После таких размышлений работа у нее спорилась, будто у молодой. Она убрала в хлеву и спустилась в погреб, вынесла оттуда четыре обливных горшка со сметаной. Все, как один, розовые и в проволочной оплетке.
Одкоркулиха положила в плиту хворосту, сверху — поленьев и, когда вспыхнул огонь, осенила его крестом, затем принялась чистить картошку. Шелуха шлепалась в подставленный ушат, а она всякий раз жмурила глаза и снова их открывала, словно нехотя и с трудом, и покачивала головой. В эти мгновения у нее прибавлялось морщин — лицо старчески собиралось в складки, и было в нем что-то невыразимо страдальческое. Картошка, еще прошлогодняя, почернела, и, поворачивая ее в пальцах, Одкоркулиха находила самые черные места то ли по памяти, то ли на ощупь. Как бы там ни было, она вырезала их, не глядя, и, бог весть, на что она смотрела сквозь узкие щелочки глаз. Она сидела возле печи на маленькой скамеечке, и, казалось, сидит она здесь не каких-нибудь пять минут, а спокон веку и словно бы уже наполовину окаменела.
Плюх!
Картофелина бултыхнулась в большую цветастую миску с водой, а Одкоркулиха взяла из черной корзины следующую.
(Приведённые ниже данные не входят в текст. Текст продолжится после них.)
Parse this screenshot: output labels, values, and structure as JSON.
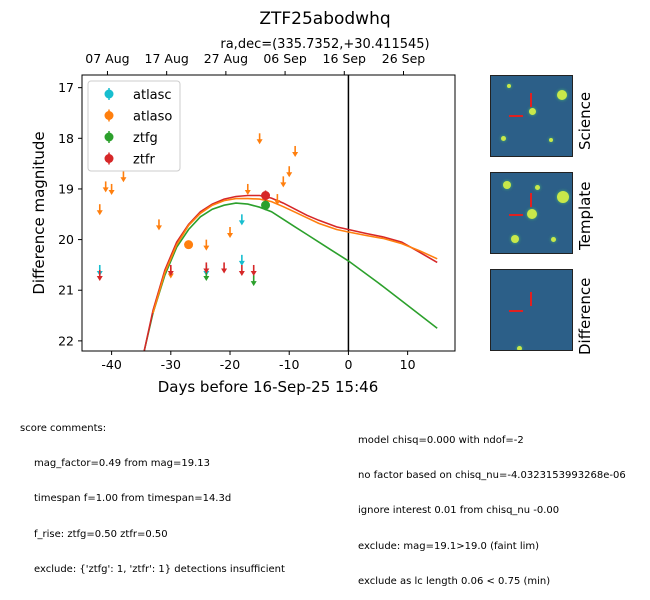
{
  "title": "ZTF25abodwhq",
  "subtitle": "ra,dec=(335.7352,+30.411545)",
  "chart_data": {
    "type": "scatter",
    "xlabel": "Days before 16-Sep-25 15:46",
    "ylabel": "Difference magnitude",
    "xlim": [
      -45,
      18
    ],
    "ylim": [
      22.2,
      16.75
    ],
    "x_ticks": [
      -40,
      -30,
      -20,
      -10,
      0,
      10
    ],
    "y_ticks": [
      17,
      18,
      19,
      20,
      21,
      22
    ],
    "top_axis_ticks": [
      {
        "label": "07 Aug",
        "x": -40.7
      },
      {
        "label": "17 Aug",
        "x": -30.7
      },
      {
        "label": "27 Aug",
        "x": -20.7
      },
      {
        "label": "06 Sep",
        "x": -10.7
      },
      {
        "label": "16 Sep",
        "x": -0.7
      },
      {
        "label": "26 Sep",
        "x": 9.3
      }
    ],
    "vline_x": 0,
    "legend_position": "upper left",
    "series": [
      {
        "name": "atlasc",
        "color": "#17becf",
        "upper_limits": [
          {
            "x": -42,
            "y": 20.6
          },
          {
            "x": -24,
            "y": 20.6
          },
          {
            "x": -18,
            "y": 19.6
          },
          {
            "x": -18,
            "y": 20.4
          }
        ],
        "detections": []
      },
      {
        "name": "atlaso",
        "color": "#ff7f0e",
        "upper_limits": [
          {
            "x": -42,
            "y": 19.4
          },
          {
            "x": -41,
            "y": 18.95
          },
          {
            "x": -40,
            "y": 19.0
          },
          {
            "x": -38,
            "y": 18.75
          },
          {
            "x": -32,
            "y": 19.7
          },
          {
            "x": -30,
            "y": 20.65
          },
          {
            "x": -24,
            "y": 20.1
          },
          {
            "x": -20,
            "y": 19.85
          },
          {
            "x": -17,
            "y": 19.0
          },
          {
            "x": -15,
            "y": 18.0
          },
          {
            "x": -12,
            "y": 19.2
          },
          {
            "x": -11,
            "y": 18.85
          },
          {
            "x": -10,
            "y": 18.65
          },
          {
            "x": -9,
            "y": 18.25
          }
        ],
        "detections": [
          {
            "x": -27,
            "y": 20.1,
            "err": 0.05
          }
        ]
      },
      {
        "name": "ztfg",
        "color": "#2ca02c",
        "upper_limits": [
          {
            "x": -24,
            "y": 20.7
          },
          {
            "x": -16,
            "y": 20.8
          }
        ],
        "detections": [
          {
            "x": -14,
            "y": 19.32,
            "err": 0.1
          }
        ]
      },
      {
        "name": "ztfr",
        "color": "#d62728",
        "upper_limits": [
          {
            "x": -42,
            "y": 20.7
          },
          {
            "x": -30,
            "y": 20.6
          },
          {
            "x": -24,
            "y": 20.55
          },
          {
            "x": -21,
            "y": 20.55
          },
          {
            "x": -18,
            "y": 20.6
          },
          {
            "x": -16,
            "y": 20.6
          }
        ],
        "detections": [
          {
            "x": -14,
            "y": 19.13,
            "err": 0.1
          }
        ]
      }
    ],
    "model_curves": [
      {
        "name": "ztfg model",
        "color": "#2ca02c",
        "points": [
          [
            -34.5,
            22.2
          ],
          [
            -33,
            21.45
          ],
          [
            -31,
            20.7
          ],
          [
            -29,
            20.15
          ],
          [
            -27,
            19.8
          ],
          [
            -25,
            19.55
          ],
          [
            -23,
            19.4
          ],
          [
            -21,
            19.32
          ],
          [
            -19,
            19.28
          ],
          [
            -17,
            19.3
          ],
          [
            -15,
            19.36
          ],
          [
            -13,
            19.45
          ],
          [
            -11,
            19.6
          ],
          [
            -9,
            19.75
          ],
          [
            -7,
            19.9
          ],
          [
            -5,
            20.05
          ],
          [
            -3,
            20.2
          ],
          [
            0,
            20.42
          ],
          [
            5,
            20.85
          ],
          [
            10,
            21.3
          ],
          [
            15,
            21.75
          ]
        ]
      },
      {
        "name": "ztfr model",
        "color": "#d62728",
        "points": [
          [
            -34.5,
            22.2
          ],
          [
            -33,
            21.4
          ],
          [
            -31,
            20.6
          ],
          [
            -29,
            20.05
          ],
          [
            -27,
            19.7
          ],
          [
            -25,
            19.45
          ],
          [
            -23,
            19.3
          ],
          [
            -21,
            19.2
          ],
          [
            -19,
            19.15
          ],
          [
            -17,
            19.13
          ],
          [
            -15,
            19.13
          ],
          [
            -13,
            19.18
          ],
          [
            -11,
            19.28
          ],
          [
            -9,
            19.4
          ],
          [
            -7,
            19.52
          ],
          [
            -5,
            19.62
          ],
          [
            -2,
            19.75
          ],
          [
            0,
            19.8
          ],
          [
            3,
            19.88
          ],
          [
            6,
            19.95
          ],
          [
            9,
            20.05
          ],
          [
            12,
            20.25
          ],
          [
            15,
            20.45
          ]
        ]
      },
      {
        "name": "atlaso model",
        "color": "#ff7f0e",
        "points": [
          [
            -33,
            21.45
          ],
          [
            -31,
            20.65
          ],
          [
            -29,
            20.1
          ],
          [
            -27,
            19.72
          ],
          [
            -25,
            19.48
          ],
          [
            -23,
            19.32
          ],
          [
            -21,
            19.23
          ],
          [
            -19,
            19.19
          ],
          [
            -17,
            19.19
          ],
          [
            -15,
            19.2
          ],
          [
            -13,
            19.25
          ],
          [
            -11,
            19.35
          ],
          [
            -9,
            19.46
          ],
          [
            -7,
            19.57
          ],
          [
            -5,
            19.68
          ],
          [
            -2,
            19.8
          ],
          [
            0,
            19.85
          ],
          [
            3,
            19.92
          ],
          [
            6,
            19.98
          ],
          [
            9,
            20.08
          ],
          [
            12,
            20.22
          ],
          [
            15,
            20.38
          ]
        ]
      }
    ]
  },
  "cutouts": [
    {
      "label": "Science"
    },
    {
      "label": "Template"
    },
    {
      "label": "Difference"
    }
  ],
  "comments_left": {
    "heading": "score comments:",
    "lines": [
      "mag_factor=0.49 from mag=19.13",
      "timespan f=1.00 from timespan=14.3d",
      "f_rise: ztfg=0.50 ztfr=0.50",
      "exclude: {'ztfg': 1, 'ztfr': 1} detections insufficient"
    ]
  },
  "comments_right": {
    "lines": [
      "model chisq=0.000 with ndof=-2",
      "no factor based on chisq_nu=-4.0323153993268e-06",
      "ignore interest 0.01 from chisq_nu -0.00",
      "exclude: mag=19.1>19.0 (faint lim)",
      "exclude as lc length 0.06 < 0.75 (min)"
    ]
  }
}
Углы в избе тоже черные, одного цвета с корзиной и платьем Одкоркулихи.
Плюх!
Постепенно смеркалось, и лишь миска светлым пятном белела у ее ног. У Одкоркулихи уже словно бы и лица не стало, слилось с густеющей тьмой, а очистки все падали и падали в подставленный ушат.
Плюх!
Плюх!
Сквозь отверстия в дверце плиты, размером не больше шариков для игры в лунки, пробивались отблески пламени. Отблески скачут по плечу Одкоркулихи, по ее увядшей груди и рады бы проникнуть дальше, да не могут. Впрочем, иному и не бывать, — огню суждено освещать лишь плечо и грудь, а ей — сидеть на этом месте, чистить картошку и покачивать головой. И есть что-то безотрадное в том, что все тут повторяется до отупения.
Плюх!
И опять — плюх!
Чу — топот!
Топот проникает сквозь бревенчатые стены, наполняя избу гулом, — точно гром гремит за горами. Стекла в окнах дребезжат и позванивают.
Дзинь — дзинь.
И опять — плюх!
Она поднимает голову, словно человек, которому помешали дремать.
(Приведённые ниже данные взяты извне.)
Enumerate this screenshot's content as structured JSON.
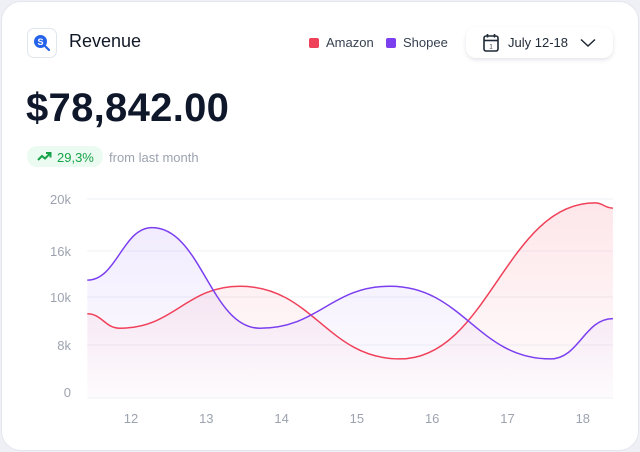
{
  "header": {
    "title": "Revenue",
    "logo_icon": "dollar-search-icon",
    "date_range": "July 12-18",
    "calendar_icon": "calendar-icon",
    "dropdown_icon": "chevron-down-icon"
  },
  "summary": {
    "amount": "$78,842.00",
    "change": "29,3%",
    "change_icon": "trending-up-icon",
    "change_note": "from last month"
  },
  "colors": {
    "amazon": "#f0415a",
    "shopee": "#7b3ff0",
    "positive": "#16a34a"
  },
  "chart_data": {
    "type": "line",
    "smooth": true,
    "area_fill": true,
    "grid": true,
    "legend_placement": "top",
    "x_ticks": [
      "12",
      "13",
      "14",
      "15",
      "16",
      "17",
      "18"
    ],
    "y_ticks": [
      "0",
      "8k",
      "10k",
      "16k",
      "20k"
    ],
    "y_tick_values": [
      0,
      8000,
      10000,
      16000,
      20000
    ],
    "series": [
      {
        "name": "Amazon",
        "color": "#f0415a",
        "points": [
          [
            11.42,
            9300
          ],
          [
            11.85,
            8700
          ],
          [
            13.45,
            11400
          ],
          [
            15.57,
            5900
          ],
          [
            18.16,
            19700
          ],
          [
            18.4,
            19300
          ]
        ]
      },
      {
        "name": "Shopee",
        "color": "#7b3ff0",
        "points": [
          [
            11.42,
            12200
          ],
          [
            12.28,
            17800
          ],
          [
            13.71,
            8700
          ],
          [
            15.44,
            11400
          ],
          [
            17.57,
            5900
          ],
          [
            18.4,
            9100
          ]
        ]
      }
    ]
  }
}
Тяжелые шаги и звон колокольцев. Корова с телкой возвращаются с пастбища. Поздно возвращаются.
— Ах, господи, наконец-то!.. — произносит Одкоркулиха и, если б кто ее слыхал, ничего бы не понял. Но она-то понимала. И потому поднялась и вышла во двор.
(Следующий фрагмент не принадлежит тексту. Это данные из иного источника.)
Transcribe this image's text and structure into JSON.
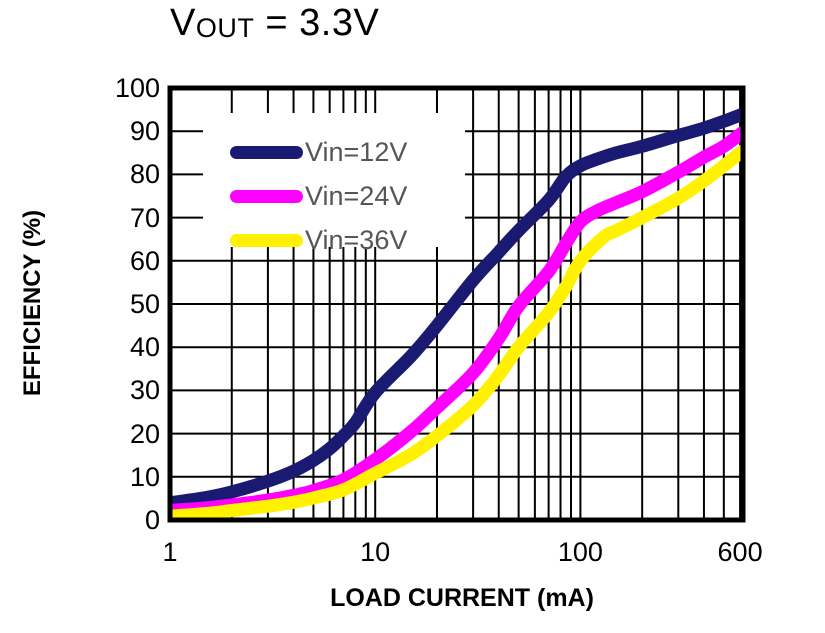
{
  "title": {
    "prefix": "V",
    "subscript": "OUT",
    "suffix": " = 3.3V"
  },
  "colors": {
    "grid": "#000000",
    "border": "#000000",
    "legend_text": "#55565a",
    "background": "#ffffff",
    "series_12v": "#1a1a72",
    "series_24v": "#ff00ff",
    "series_36v": "#fff100"
  },
  "chart_data": {
    "type": "line",
    "title": "VOUT = 3.3V",
    "xlabel": "LOAD CURRENT (mA)",
    "ylabel": "EFFICIENCY (%)",
    "x_scale": "log",
    "xlim": [
      1,
      620
    ],
    "ylim": [
      0,
      100
    ],
    "grid": "on",
    "legend_position": "upper-left-inside",
    "x_ticks": [
      {
        "value": 1,
        "label": "1"
      },
      {
        "value": 10,
        "label": "10"
      },
      {
        "value": 100,
        "label": "100"
      },
      {
        "value": 600,
        "label": "600"
      }
    ],
    "y_ticks": [
      0,
      10,
      20,
      30,
      40,
      50,
      60,
      70,
      80,
      90,
      100
    ],
    "series": [
      {
        "name": "Vin=12V",
        "color": "#1a1a72",
        "x": [
          1,
          1.5,
          2,
          3,
          4,
          5,
          6,
          7,
          8,
          10,
          15,
          20,
          30,
          40,
          50,
          70,
          85,
          100,
          120,
          150,
          200,
          300,
          400,
          500,
          620
        ],
        "y": [
          4,
          5.2,
          6.5,
          9,
          11.3,
          13.8,
          16.5,
          19.5,
          22.5,
          29.5,
          38,
          45,
          55.5,
          62,
          67,
          74,
          79.5,
          82,
          83.5,
          85,
          86.5,
          89,
          90.7,
          92.3,
          94
        ]
      },
      {
        "name": "Vin=24V",
        "color": "#ff00ff",
        "x": [
          1,
          1.5,
          2,
          3,
          4,
          5,
          7,
          10,
          15,
          20,
          30,
          40,
          50,
          70,
          85,
          100,
          120,
          150,
          200,
          300,
          400,
          500,
          620
        ],
        "y": [
          2.2,
          2.8,
          3.5,
          4.6,
          5.7,
          6.8,
          9.3,
          14,
          20.5,
          26,
          34,
          42,
          49.5,
          57.5,
          64,
          69,
          71.5,
          73.5,
          76,
          80.5,
          84,
          86.5,
          89.8
        ]
      },
      {
        "name": "Vin=36V",
        "color": "#fff100",
        "x": [
          1,
          1.5,
          2,
          3,
          4,
          5,
          7,
          10,
          15,
          20,
          30,
          40,
          50,
          70,
          85,
          100,
          130,
          150,
          200,
          300,
          400,
          500,
          620
        ],
        "y": [
          0.9,
          1.5,
          2.2,
          3.2,
          4.1,
          5.1,
          7,
          10.8,
          15.2,
          19.5,
          26.5,
          33.5,
          40,
          48,
          54,
          60,
          65.5,
          67,
          70,
          74.5,
          78.5,
          82,
          85.5
        ]
      }
    ]
  }
}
— Ты что, до ночи вздумала пасти коров?!
Ей никто не отвечает. Корова сама идет в раскрытый хлев. Телка остановилась возле липы и трется шеей о шершавый ствол.
Одкоркулиха рассердилась.
— Верона!
— А ну пошла! А ну пошла, кому говорят! — Пастушка стегает кнутом телку по задним ногам, не откликаясь на материны слова.
Телка рванулась, будто над ней закружил овод, жестяной колоколец глухо застучал, и телка стреканула в хлев.
Пастушка последовала за ней, но спокойно, шагом, с надменным достоинством, будто не замечая материнского гнева.
— Ты что, до ночи вздумала пасти коров?! Отвечай, коли тебя спрашивают!
— Я была…
— Была, была… Ах ты… — сорвалось было у нее с языка, но она спохватилась, устыдившись. — Скотина может покалечиться, ноги себе переломать. Немаленькая ведь, понимать должна.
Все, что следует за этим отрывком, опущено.